…Таков вывод. Хотя доказательств, что в тот день он пользовался плащом, нет. Но вместе с тем существует большая вероятность, что в период с 29 июля до дня исчезновения, то есть в течение недели, он не надевал плащ, так как стояла сравнительно ясная погода и было тепло. Что же касается газеты и спичечного коробка (или номера телефона), то можно с уверенностью сказать, что он еще до этого не прикасался к ним. Вышеизложенное с достаточной степенью достоверности доказывает возможность того, что исчезновение разыскиваемого было, скорее всего, не внезапным, а заранее запланированным и заранее подготовленным.
Студентка рядом со мной кончила вырезать из журнала иллюстрацию. Я отрываю от последней страницы блокнота для донесения полоску шириной сантиметра в три и быстро пишу записку:
«Все видел. Буду молчать, но за это идите за мной. Если согласны, сложите записку и возвратите мне».
Складываю записку вдвое и подталкиваю ее под локоть девушки. В страхе съежившись, она посмотрела на меня, но я с невинным видом стал собирать со стола газеты и бумаги. В замешательстве девушка разворачивает записку и начинает читать, и сразу же ее круглое, коротконосое лицо становится пунцовым. Она замирает, похоже, даже дышать перестала… Наслаждаясь пикантной ситуацией, я терпеливо жду ответа…
Наконец оценивающий взгляд студентки. Она облегченно вздыхает, будто освобождая плечи от тяжести, неумело скручивает записку и щелчком возвращает ее мне. Но девушка не рассчитала как следует, и записка падает на пол. Наклонившись, чтобы подобрать ее, я поднимаю глаза – впечатление, что черные туфли без каблуков под толстой лодыжкой с трудом несут тяжесть ее тела. И лишь ложбинки под коленями говорят о невинности и чистоте. Уходящая юность – возраст неустойчивый, как начинающийся насморк. Видимо почувствовав мой взгляд, девушка плотно сжимает колени.
Подняв свернутую бумажку, сую ее в карман, закрываю газетную подшивку, кладу в чемодан свои записи и авторучку и как ни в чем не бывало встаю со стула. По натертому до блеска полу с быстротой, приличной для библиотеки, иду не оглядываясь к кафедре выдачи. Закончив все формальности, я лишь один раз украдкой смотрю в ту сторону, где сидит девушка. Она все еще на своем месте и, выглядывая из-за ограждающего стол барьера, следит за мной. Подняв слегка руку и сделав ей знак, я сажусь на скамейку в отведенном для курения месте, между читальным залом и выходом, и закуриваю. Не успеваю я выкурить и четверти сигареты, как студентка неуклюжей походкой приближается к столу выдачи. Она невольно выглядывает наружу, но места, где я сижу, ей, скорее всего, не видно. Девушка быстро сдает книги, берет в гардеробе пальто и тут же направляется к двери, но вдруг замечает меня и, точно оступившись, сбивается с шага. Я сразу же встаю и тоже направляюсь к двери. Девушка, даже не помышляя о бегстве, семенит вслед за мной.

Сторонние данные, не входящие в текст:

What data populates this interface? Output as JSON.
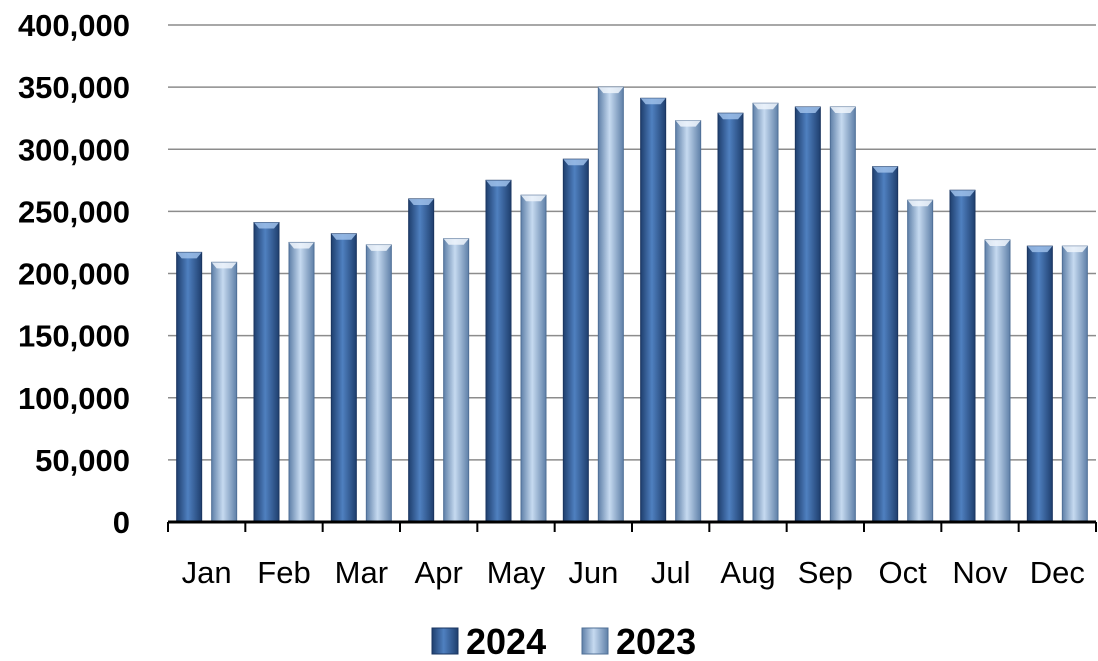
{
  "chart_data": {
    "type": "bar",
    "categories": [
      "Jan",
      "Feb",
      "Mar",
      "Apr",
      "May",
      "Jun",
      "Jul",
      "Aug",
      "Sep",
      "Oct",
      "Nov",
      "Dec"
    ],
    "series": [
      {
        "name": "2024",
        "values": [
          217000,
          241000,
          232000,
          260000,
          275000,
          292000,
          341000,
          329000,
          334000,
          286000,
          267000,
          222000
        ],
        "color": "#2e5a94"
      },
      {
        "name": "2023",
        "values": [
          209000,
          225000,
          223000,
          228000,
          263000,
          350000,
          323000,
          337000,
          334000,
          259000,
          227000,
          222000
        ],
        "color": "#8fb0d8"
      }
    ],
    "ylim": [
      0,
      400000
    ],
    "yticks": [
      "0",
      "50,000",
      "100,000",
      "150,000",
      "200,000",
      "250,000",
      "300,000",
      "350,000",
      "400,000"
    ],
    "title": "",
    "xlabel": "",
    "ylabel": "",
    "grid": true,
    "legend_position": "bottom"
  }
}
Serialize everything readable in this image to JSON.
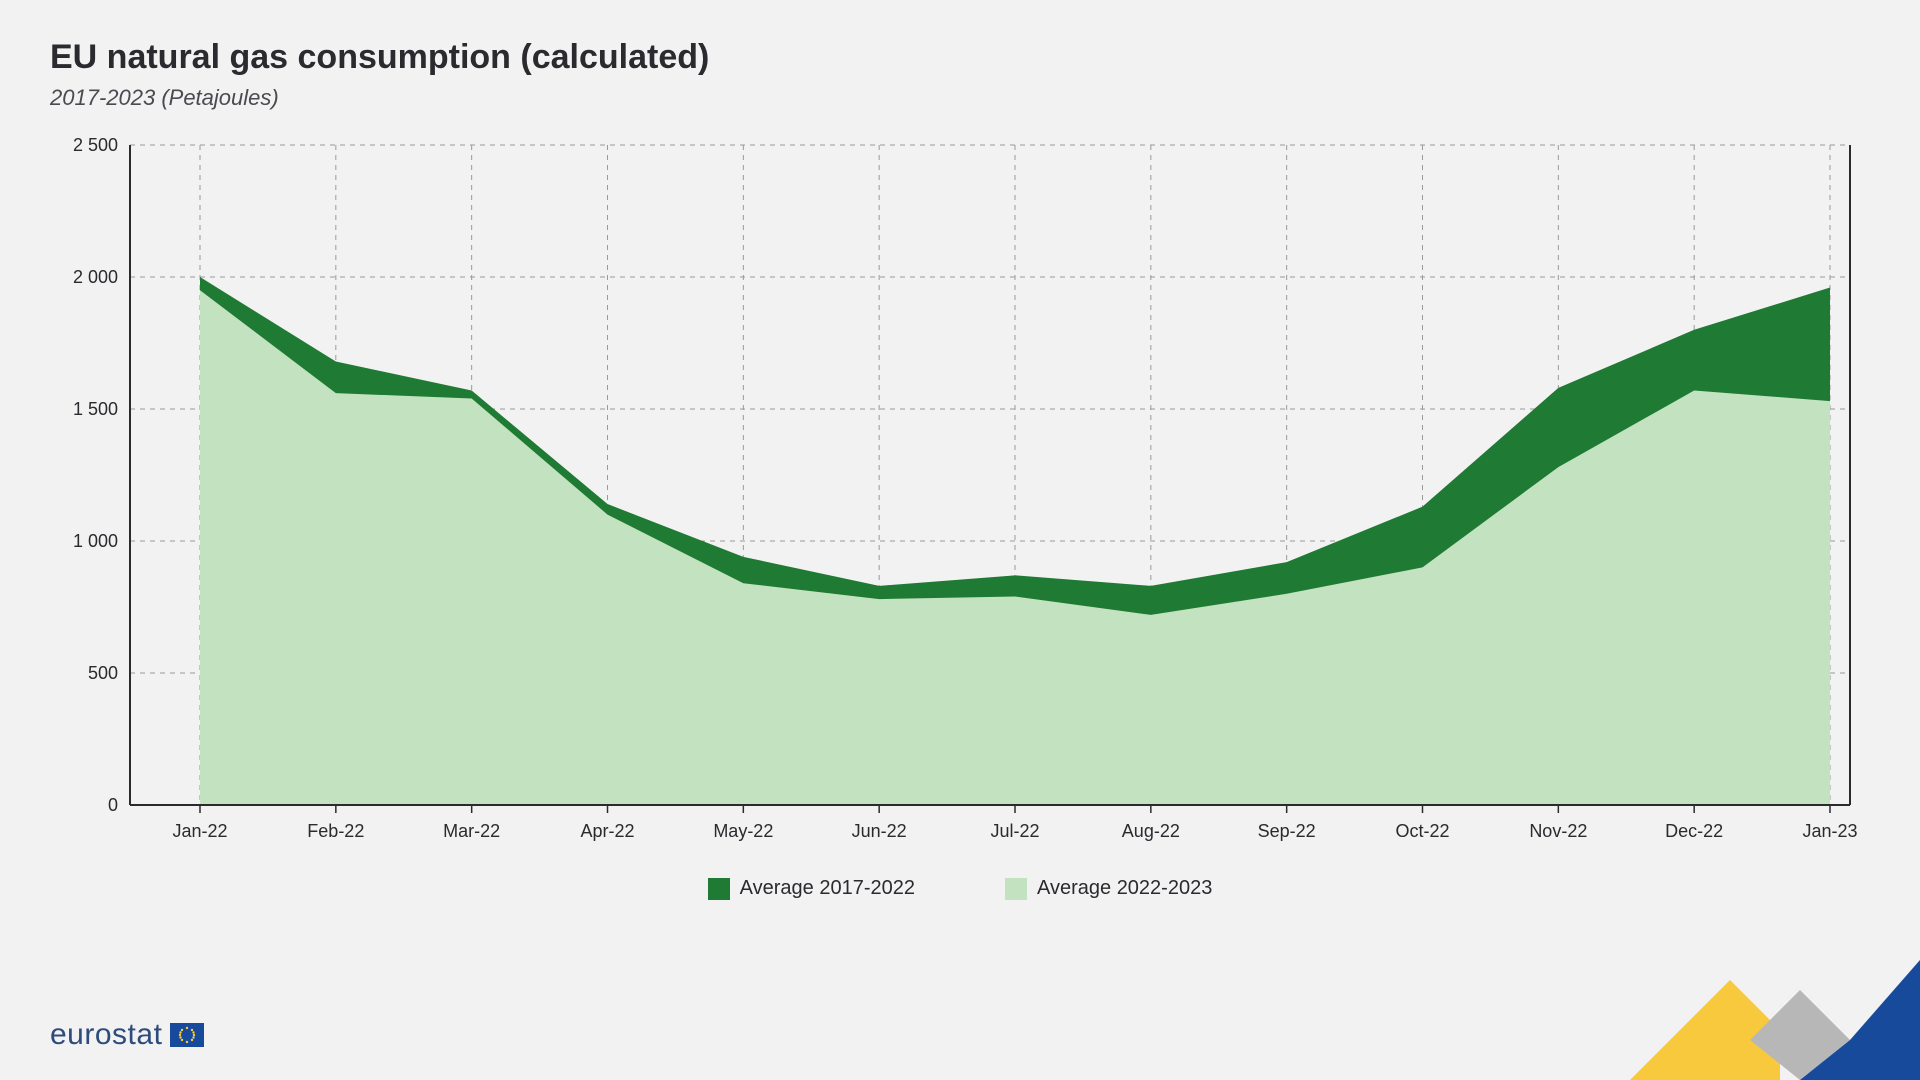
{
  "title": "EU natural gas consumption (calculated)",
  "subtitle": "2017-2023 (Petajoules)",
  "brand": "eurostat",
  "chart": {
    "type": "area",
    "background_color": "#f2f2f2",
    "plot_border_color": "#2a2a2f",
    "grid_color": "#9a9a9a",
    "grid_dash": "5,5",
    "tick_font_size": 18,
    "tick_color": "#2a2a2f",
    "ylim": [
      0,
      2500
    ],
    "ytick_step": 500,
    "y_ticks": [
      "0",
      "500",
      "1 000",
      "1 500",
      "2 000",
      "2 500"
    ],
    "categories": [
      "Jan-22",
      "Feb-22",
      "Mar-22",
      "Apr-22",
      "May-22",
      "Jun-22",
      "Jul-22",
      "Aug-22",
      "Sep-22",
      "Oct-22",
      "Nov-22",
      "Dec-22",
      "Jan-23"
    ],
    "series": [
      {
        "name": "Average 2017-2022",
        "color": "#1f7a33",
        "values": [
          2000,
          1680,
          1570,
          1140,
          940,
          830,
          870,
          830,
          920,
          1130,
          1580,
          1800,
          1960
        ]
      },
      {
        "name": "Average 2022-2023",
        "color": "#c3e3c0",
        "values": [
          1950,
          1560,
          1540,
          1100,
          840,
          780,
          790,
          720,
          800,
          900,
          1280,
          1570,
          1530
        ]
      }
    ],
    "legend": [
      {
        "color": "#1f7a33",
        "label": "Average 2017-2022"
      },
      {
        "color": "#c3e3c0",
        "label": "Average 2022-2023"
      }
    ]
  },
  "corner_logo": {
    "colors": {
      "yellow": "#f8c93c",
      "gray": "#b7b7b7",
      "blue": "#184a9c"
    }
  }
}
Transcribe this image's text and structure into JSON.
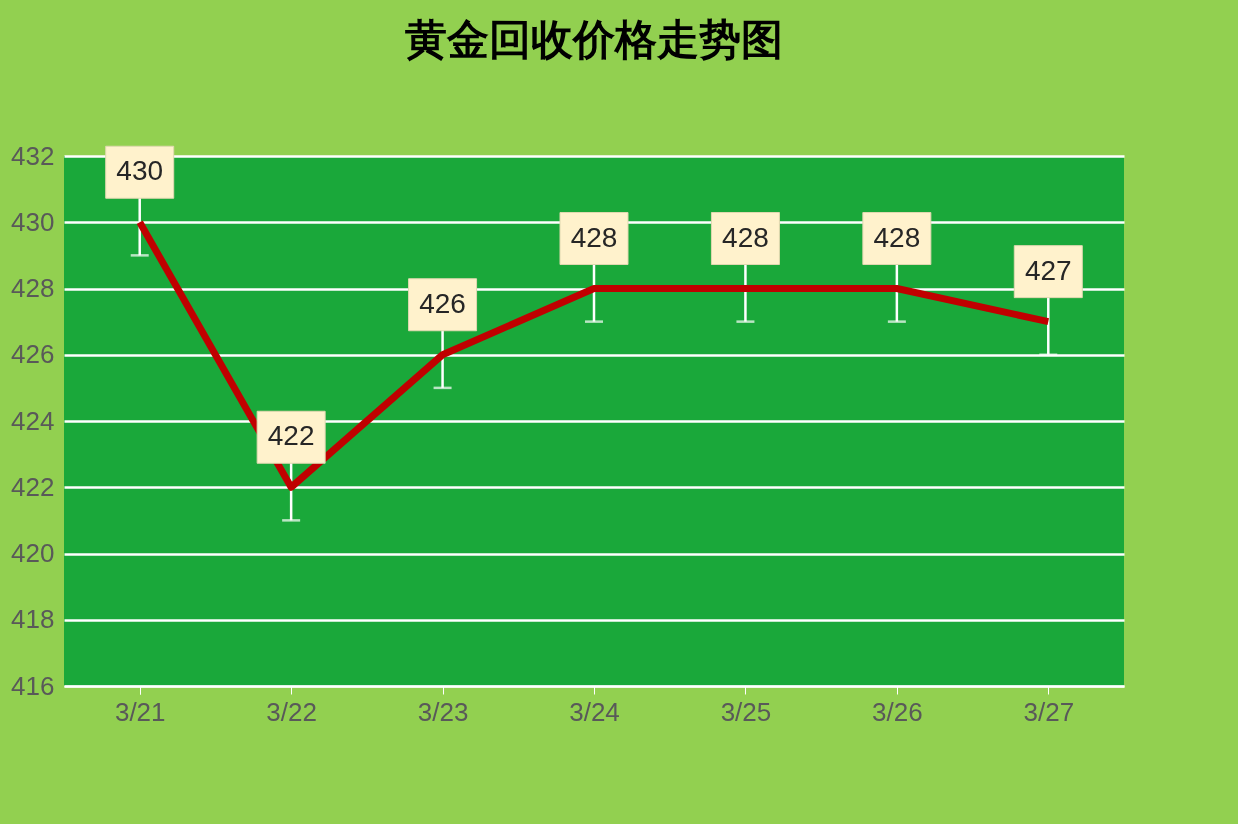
{
  "chart_data": {
    "type": "line",
    "title": "黄金回收价格走势图",
    "categories": [
      "3/21",
      "3/22",
      "3/23",
      "3/24",
      "3/25",
      "3/26",
      "3/27"
    ],
    "series": [
      {
        "color": "#c00000",
        "values": [
          430,
          422,
          426,
          428,
          428,
          428,
          427
        ],
        "errors": [
          1,
          1,
          1,
          1,
          1,
          1,
          1
        ]
      }
    ],
    "ylim": [
      416,
      432
    ],
    "yticks": [
      416,
      418,
      420,
      422,
      424,
      426,
      428,
      430,
      432
    ],
    "grid": "y",
    "data_labels": true,
    "marker": "none",
    "line_style": "solid"
  }
}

Когда я подгоняю к входу оставленную на стоянке машину, девушка стоит на середине лестницы, уткнувшись в воротник пальто. Я подъезжаю к ней, опускаю слева от себя стекло, и девушка, перехватив поудобнее портфель, своей неуклюжей походкой спускается по лестнице прямо к машине. В стекле отражается побелевший от холода нос. Ее недовольное лицо – может быть, голова у нее кружится или из-за мороза – производит неприятное впечатление. И зеленый шарф, выглядывающий из-под воротника пальто, чересчур ярок и как бы подчеркивает, с каким трудом сдерживает девушка внутреннее напряжение.
Приоткрываю дверцу:
– Я вас подвезу. Куда вам?
– Куда? – И неожиданно спокойным, даже вызывающим тоном: – Разве это я должна решать?